There are many treatment options for binge eating disorders. The right approach for each individual depends on his or her specific symptoms, issues, and strengths, as well as the severity of the disorder. To be most effective, treatment for an eating disorder must address both the physical and psychological aspects of the problem. The goal is to treat any medical or nutritional needs, promote a healthy relationship with food, and teach constructive ways to cope with life and its challenges.
Often, a combination of therapy, nutritional counseling, and group support works best. In some cases, residential treatment or hospitalization may be necessary.
Individual and group therapy can help your loved one explore the issues underlying the eating disorder, improve self-esteem, and learn healthy ways of responding to stress and emotional pain.

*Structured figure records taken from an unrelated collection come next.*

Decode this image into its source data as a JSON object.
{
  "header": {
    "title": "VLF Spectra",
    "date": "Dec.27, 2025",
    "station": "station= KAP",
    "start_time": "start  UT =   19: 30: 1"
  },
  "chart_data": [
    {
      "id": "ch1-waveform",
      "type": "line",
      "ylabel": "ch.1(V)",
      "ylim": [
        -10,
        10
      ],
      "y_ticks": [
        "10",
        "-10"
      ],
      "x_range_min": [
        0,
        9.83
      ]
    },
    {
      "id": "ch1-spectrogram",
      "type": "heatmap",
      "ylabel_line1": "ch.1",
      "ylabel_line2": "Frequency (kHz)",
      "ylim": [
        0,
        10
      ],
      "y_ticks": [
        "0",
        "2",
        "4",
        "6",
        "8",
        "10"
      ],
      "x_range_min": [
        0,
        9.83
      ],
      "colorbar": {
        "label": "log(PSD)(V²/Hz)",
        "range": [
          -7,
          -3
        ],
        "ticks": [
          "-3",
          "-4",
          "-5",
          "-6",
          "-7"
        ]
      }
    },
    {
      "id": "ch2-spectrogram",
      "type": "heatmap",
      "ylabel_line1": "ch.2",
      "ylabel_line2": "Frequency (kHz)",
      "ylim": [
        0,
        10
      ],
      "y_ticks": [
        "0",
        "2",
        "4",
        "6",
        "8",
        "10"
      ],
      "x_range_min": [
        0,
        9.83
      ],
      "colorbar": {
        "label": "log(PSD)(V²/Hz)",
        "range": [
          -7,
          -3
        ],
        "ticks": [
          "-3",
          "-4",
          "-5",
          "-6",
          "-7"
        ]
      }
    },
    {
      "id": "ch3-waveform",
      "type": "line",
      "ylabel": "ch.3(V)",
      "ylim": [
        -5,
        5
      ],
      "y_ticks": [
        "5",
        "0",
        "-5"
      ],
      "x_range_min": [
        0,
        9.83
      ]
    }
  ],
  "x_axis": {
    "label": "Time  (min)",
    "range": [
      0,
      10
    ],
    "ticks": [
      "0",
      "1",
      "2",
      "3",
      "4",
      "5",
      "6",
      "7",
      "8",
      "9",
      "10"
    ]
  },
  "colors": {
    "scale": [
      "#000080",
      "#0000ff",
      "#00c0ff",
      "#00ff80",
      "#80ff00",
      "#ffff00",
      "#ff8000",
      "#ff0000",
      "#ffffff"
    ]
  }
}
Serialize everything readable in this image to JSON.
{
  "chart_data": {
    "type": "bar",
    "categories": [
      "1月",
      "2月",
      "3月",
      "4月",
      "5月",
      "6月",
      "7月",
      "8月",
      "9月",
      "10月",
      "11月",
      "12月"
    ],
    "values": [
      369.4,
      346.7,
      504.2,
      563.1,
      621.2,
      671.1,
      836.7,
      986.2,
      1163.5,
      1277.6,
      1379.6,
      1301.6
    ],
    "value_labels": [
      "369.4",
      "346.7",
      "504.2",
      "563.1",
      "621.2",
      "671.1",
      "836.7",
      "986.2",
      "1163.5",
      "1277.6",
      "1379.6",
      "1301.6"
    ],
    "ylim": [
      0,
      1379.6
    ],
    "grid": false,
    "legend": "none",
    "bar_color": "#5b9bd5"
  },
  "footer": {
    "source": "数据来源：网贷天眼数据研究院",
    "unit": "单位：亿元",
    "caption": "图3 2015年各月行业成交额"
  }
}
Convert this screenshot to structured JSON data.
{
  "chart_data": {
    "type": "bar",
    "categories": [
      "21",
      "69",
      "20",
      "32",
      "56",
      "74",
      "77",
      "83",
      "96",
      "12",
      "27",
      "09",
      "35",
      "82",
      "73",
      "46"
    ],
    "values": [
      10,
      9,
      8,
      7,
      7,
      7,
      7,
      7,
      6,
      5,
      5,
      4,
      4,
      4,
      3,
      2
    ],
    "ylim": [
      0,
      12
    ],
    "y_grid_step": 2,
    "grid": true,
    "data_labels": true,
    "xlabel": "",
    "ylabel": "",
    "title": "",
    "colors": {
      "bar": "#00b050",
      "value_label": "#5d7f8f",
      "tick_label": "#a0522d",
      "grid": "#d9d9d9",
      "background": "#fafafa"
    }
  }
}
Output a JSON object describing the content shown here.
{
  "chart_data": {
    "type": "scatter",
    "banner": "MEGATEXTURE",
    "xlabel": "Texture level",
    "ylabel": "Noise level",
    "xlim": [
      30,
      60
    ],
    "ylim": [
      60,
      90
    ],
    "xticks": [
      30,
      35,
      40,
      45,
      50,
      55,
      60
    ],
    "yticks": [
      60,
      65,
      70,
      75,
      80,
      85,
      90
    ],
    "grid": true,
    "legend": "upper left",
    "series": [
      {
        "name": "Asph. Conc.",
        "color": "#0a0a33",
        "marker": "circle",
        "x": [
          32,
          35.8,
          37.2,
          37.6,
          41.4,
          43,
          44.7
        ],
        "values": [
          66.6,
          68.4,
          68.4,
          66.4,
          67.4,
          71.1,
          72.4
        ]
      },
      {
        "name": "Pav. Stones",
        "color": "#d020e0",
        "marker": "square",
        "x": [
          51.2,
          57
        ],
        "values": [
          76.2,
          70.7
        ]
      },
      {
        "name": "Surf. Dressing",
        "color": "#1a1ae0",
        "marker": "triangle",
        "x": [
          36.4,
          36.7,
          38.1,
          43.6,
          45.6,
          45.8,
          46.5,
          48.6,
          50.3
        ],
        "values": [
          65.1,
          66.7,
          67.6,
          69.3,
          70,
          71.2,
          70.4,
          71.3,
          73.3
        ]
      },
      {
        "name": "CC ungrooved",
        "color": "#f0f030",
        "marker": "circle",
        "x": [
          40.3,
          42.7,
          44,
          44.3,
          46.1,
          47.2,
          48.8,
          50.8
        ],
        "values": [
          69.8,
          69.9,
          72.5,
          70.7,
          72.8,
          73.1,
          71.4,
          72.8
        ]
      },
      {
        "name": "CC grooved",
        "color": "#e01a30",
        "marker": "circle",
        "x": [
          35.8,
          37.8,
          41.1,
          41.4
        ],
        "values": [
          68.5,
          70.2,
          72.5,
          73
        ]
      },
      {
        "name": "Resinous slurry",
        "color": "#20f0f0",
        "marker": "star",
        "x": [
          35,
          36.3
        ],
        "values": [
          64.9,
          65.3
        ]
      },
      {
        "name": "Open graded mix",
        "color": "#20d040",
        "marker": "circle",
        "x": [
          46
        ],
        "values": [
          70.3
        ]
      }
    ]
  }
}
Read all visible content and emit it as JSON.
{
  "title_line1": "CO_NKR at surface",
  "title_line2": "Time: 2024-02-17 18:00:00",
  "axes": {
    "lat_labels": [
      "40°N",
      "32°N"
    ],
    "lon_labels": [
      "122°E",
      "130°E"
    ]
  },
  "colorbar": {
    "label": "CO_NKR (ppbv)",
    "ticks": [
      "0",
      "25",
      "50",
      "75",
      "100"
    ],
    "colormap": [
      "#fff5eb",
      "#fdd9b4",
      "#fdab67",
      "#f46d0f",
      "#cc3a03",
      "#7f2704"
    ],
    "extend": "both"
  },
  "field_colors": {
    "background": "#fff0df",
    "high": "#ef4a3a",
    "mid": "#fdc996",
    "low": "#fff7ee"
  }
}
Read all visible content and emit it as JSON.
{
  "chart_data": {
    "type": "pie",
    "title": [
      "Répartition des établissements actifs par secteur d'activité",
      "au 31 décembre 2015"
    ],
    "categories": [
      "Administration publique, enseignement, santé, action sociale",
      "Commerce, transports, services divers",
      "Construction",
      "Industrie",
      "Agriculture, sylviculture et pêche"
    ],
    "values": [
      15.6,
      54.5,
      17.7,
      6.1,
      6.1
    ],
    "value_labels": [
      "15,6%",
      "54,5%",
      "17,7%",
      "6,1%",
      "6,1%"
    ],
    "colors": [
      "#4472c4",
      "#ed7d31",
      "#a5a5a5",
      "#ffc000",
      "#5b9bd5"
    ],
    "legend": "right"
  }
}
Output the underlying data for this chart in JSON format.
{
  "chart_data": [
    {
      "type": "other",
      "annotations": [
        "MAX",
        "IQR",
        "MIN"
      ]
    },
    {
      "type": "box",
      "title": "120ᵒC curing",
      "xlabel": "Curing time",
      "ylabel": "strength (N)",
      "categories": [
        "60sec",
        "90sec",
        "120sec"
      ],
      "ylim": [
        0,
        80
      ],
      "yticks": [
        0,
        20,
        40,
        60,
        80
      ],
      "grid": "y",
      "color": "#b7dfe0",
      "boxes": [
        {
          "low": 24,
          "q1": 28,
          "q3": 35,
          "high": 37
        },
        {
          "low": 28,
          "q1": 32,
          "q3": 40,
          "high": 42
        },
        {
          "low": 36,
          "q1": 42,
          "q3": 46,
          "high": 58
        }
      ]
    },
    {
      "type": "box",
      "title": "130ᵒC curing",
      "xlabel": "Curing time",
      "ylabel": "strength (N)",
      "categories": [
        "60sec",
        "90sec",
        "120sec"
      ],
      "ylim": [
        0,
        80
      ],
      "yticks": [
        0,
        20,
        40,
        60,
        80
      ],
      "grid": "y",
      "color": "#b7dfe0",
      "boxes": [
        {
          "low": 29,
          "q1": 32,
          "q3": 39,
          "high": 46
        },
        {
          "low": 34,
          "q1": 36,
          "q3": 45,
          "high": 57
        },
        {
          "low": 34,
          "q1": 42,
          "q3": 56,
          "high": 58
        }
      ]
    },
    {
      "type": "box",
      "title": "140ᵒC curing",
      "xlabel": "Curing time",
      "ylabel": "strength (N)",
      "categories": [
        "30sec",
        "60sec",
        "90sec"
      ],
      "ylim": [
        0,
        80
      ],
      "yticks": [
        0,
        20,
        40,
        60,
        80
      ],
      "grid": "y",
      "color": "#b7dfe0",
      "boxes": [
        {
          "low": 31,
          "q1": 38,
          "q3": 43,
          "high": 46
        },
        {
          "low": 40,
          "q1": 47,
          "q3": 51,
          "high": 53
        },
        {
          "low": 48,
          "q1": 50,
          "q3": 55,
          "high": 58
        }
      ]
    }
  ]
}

Family therapy is also effective for dealing with the impact the eating disorder has on the entire family unit.
Dietitians or nutritionists are often involved in the treatment of eating disorders. They can help your loved one design meal plans, set dietary goals, and achieve a healthy weight. Nutritional counseling may also involve education about basic nutrition and the health consequences of eating disorders.
Attending an eating disorder support group can help your loved one feel less alone and ashamed. Run by peers rather than professionals, support groups provide a safe environment to share experiences, advice, encouragement, and coping strategies.
Residential or hospital-based care may be required when there are severe physical or behavioral problems, such as a resistance to treatment, medical issues that require a doctor’s supervision, or continuing weight loss.
There’s no medication specifically designed to treat binge-eating disorder. But, several types of medication have been found to be helpful in reducing the symptoms of binge-eating disorder. Combining therapy with medications may be more effective than either treatment alone. The types of medications that may be helpful for binge-eating disorder including antidepressants and the anticonvulsant topiramate (Topamax). However, it can cause serious side effects, including a numb, burning or tingling sensation, and trouble in thinking.